Today at church I saw something I hadn't seen before.
Let me be clear that that's not all that new of an occurrence. I'm always noticing things I hadn't seen before. Part of that is human nature; for some reason we tend to tune out a large portion of our background, and every so often part of it blips its way through and surprises us. Another part of that, though, is my newly-awakened artistic side. See, it wasn't till I started writing a lot that I really began looking around and wondering things like "what if?" and "what else is there?"
So I'll get to the point. The church has a very artistic cross and bird piece at the head of the pulpit. The cross is unlike anything I've ever seen; instead of two crossed pieces it's made of three round pipes that swoop up gracefully, each one heading off in a different direction toward the top. It's not a cross, per se, but rather a trinity of tubes that gives viewers the impression of a cross. It's pretty cool.

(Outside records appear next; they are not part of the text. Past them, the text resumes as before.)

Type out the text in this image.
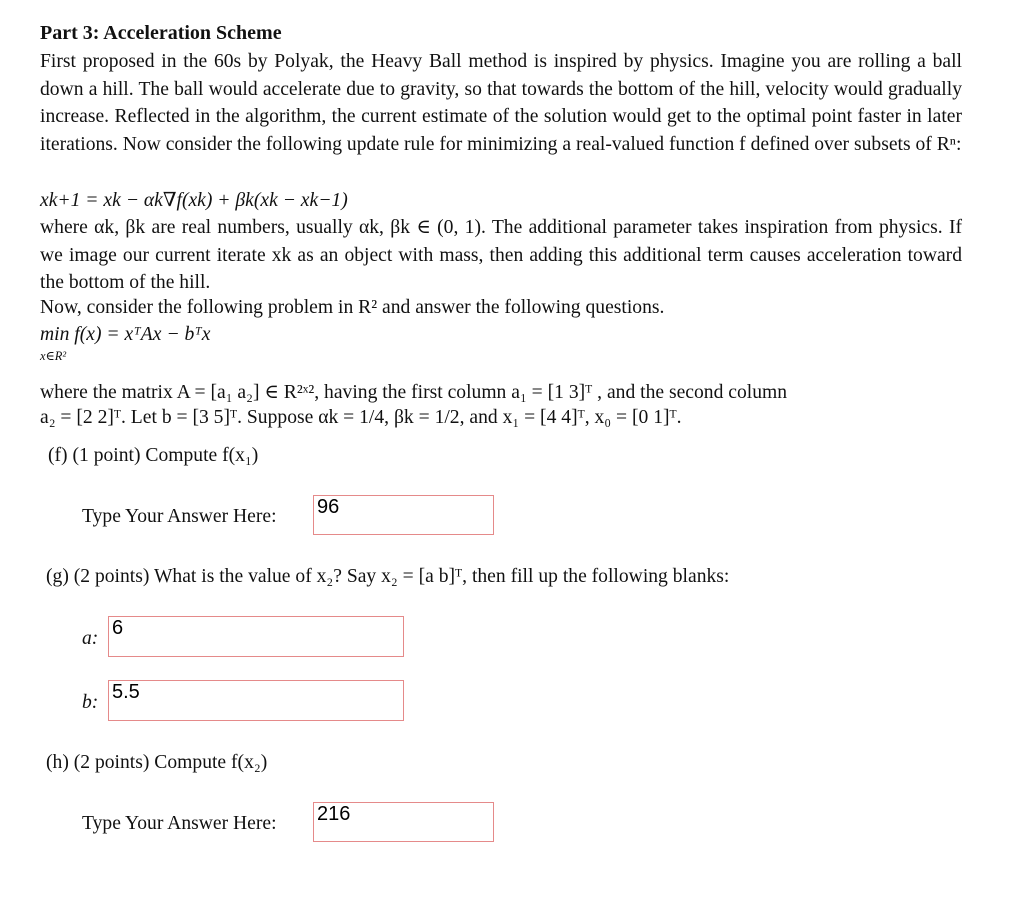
Part 3: Acceleration Scheme
First proposed in the 60s by Polyak, the Heavy Ball method is inspired by physics. Imagine you are rolling a ball down a hill. The ball would accelerate due to gravity, so that towards the bottom of the hill, velocity would gradually increase. Reflected in the algorithm, the current estimate of the solution would get to the optimal point faster in later iterations. Now consider the following update rule for minimizing a real-valued function f defined over subsets of Rⁿ:
xk+1 = xk − αk∇f(xk) + βk(xk − xk−1)
where αk, βk are real numbers, usually αk, βk ∈ (0, 1). The additional parameter takes inspiration from physics. If we image our current iterate xk as an object with mass, then adding this additional term causes acceleration toward the bottom of the hill.
Now, consider the following problem in R² and answer the following questions.
min f(x) = xᵀAx − bᵀx
x∈R²
where the matrix A = [a₁ a₂] ∈ R²ˣ², having the first column a₁ = [1 3]ᵀ , and the second column
a₂ = [2 2]ᵀ. Let b = [3 5]ᵀ. Suppose αk = 1/4, βk = 1/2, and x₁ = [4 4]ᵀ, x₀ = [0 1]ᵀ.
(f) (1 point) Compute f(x₁)
Type Your Answer Here: 96
(g) (2 points) What is the value of x₂? Say x₂ = [a b]ᵀ, then fill up the following blanks:
a: 6
b: 5.5
(h) (2 points) Compute f(x₂)
Type Your Answer Here: 216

The other bit is a series of multicolored bird-shaped pieces of metal strung from one side to the other on invisible cables that aren't quite parallel. When the lights are on, it gives the impression, from the congregation area, of a flock of glistening red, blue, silver, and white birds streaming across the air above the pulpit.
I've seen that before. What I hadn't noticed till today was the other flock of birds. You see, behind and below the vibrantly-colored flock is a similar set of blackbirds, all flying the same direction.
I mean, yeah, at one level it's just the shadow of the metal birds on the invisible cables. I know that. But if you forget about the cables, forget about the light sources and the physics that causes photons to go in straight lines and just take in what's in front of you, there are two flocks of birds. One flock is brilliant and multicolored, while the other is mysterious and entirely black. They're both going the same way, in the same formation, at the same time.
Metaphor? Sure, but I won't bap you over the head with it. While I was pondering its nature, though, I couldn't help but wonder if the artist had meant it to be there. Had she seen, as we all did, a single gaggle of brightly-colored birds? Or had she designed it to be a metaphorical brightness vs. darkness exhibit?
It was fitting that one of the pastor's side comments was about Bob Dylan, who, according to the pastor, has sworn up and down that his songs have no "meaning." That's pretty interesting, if you think about how much meaning has been attributed to his music both by the civil rights movement and by the peace movement.
Could it be? Is it possible to create something that has meaning that you as the creator didn't intend?
Simple answer: yep. It is.
My own work is proof of that. Once I was done with Ascension: Return of the Gods, and then Deception, the third book in the series, too, I noticed how much of a thematic nod I'd given the issue of what it meant to be a god, a demigod, or to have godlike powers. One of my beta-readers brought it up to me, too, and I had to smile. Did I mean to? Nope, I just wrote a fun story.
Later, when I was nearly done with Prophecy: Elf Queen of Kiirajanna, the same beta-reader mentioned my thematic play on what it means to be a ruler in that novel. Yep, she nailed it. Did I mean to write a treatise on effective rule? No, I wrote a story that has a guy who is an effective ruler (and yes, that will make for some interesting plot curls later on). He's not even the main character. But I'm glad to have achieved that depth of meaning, with or without attempting it.
I mean, sometimes they're just the shadows. Sometimes the shadows can be pretty also, in their own way, though.
Meanwhile, maybe others will read my books and notice the shadowy flock on the wall, too?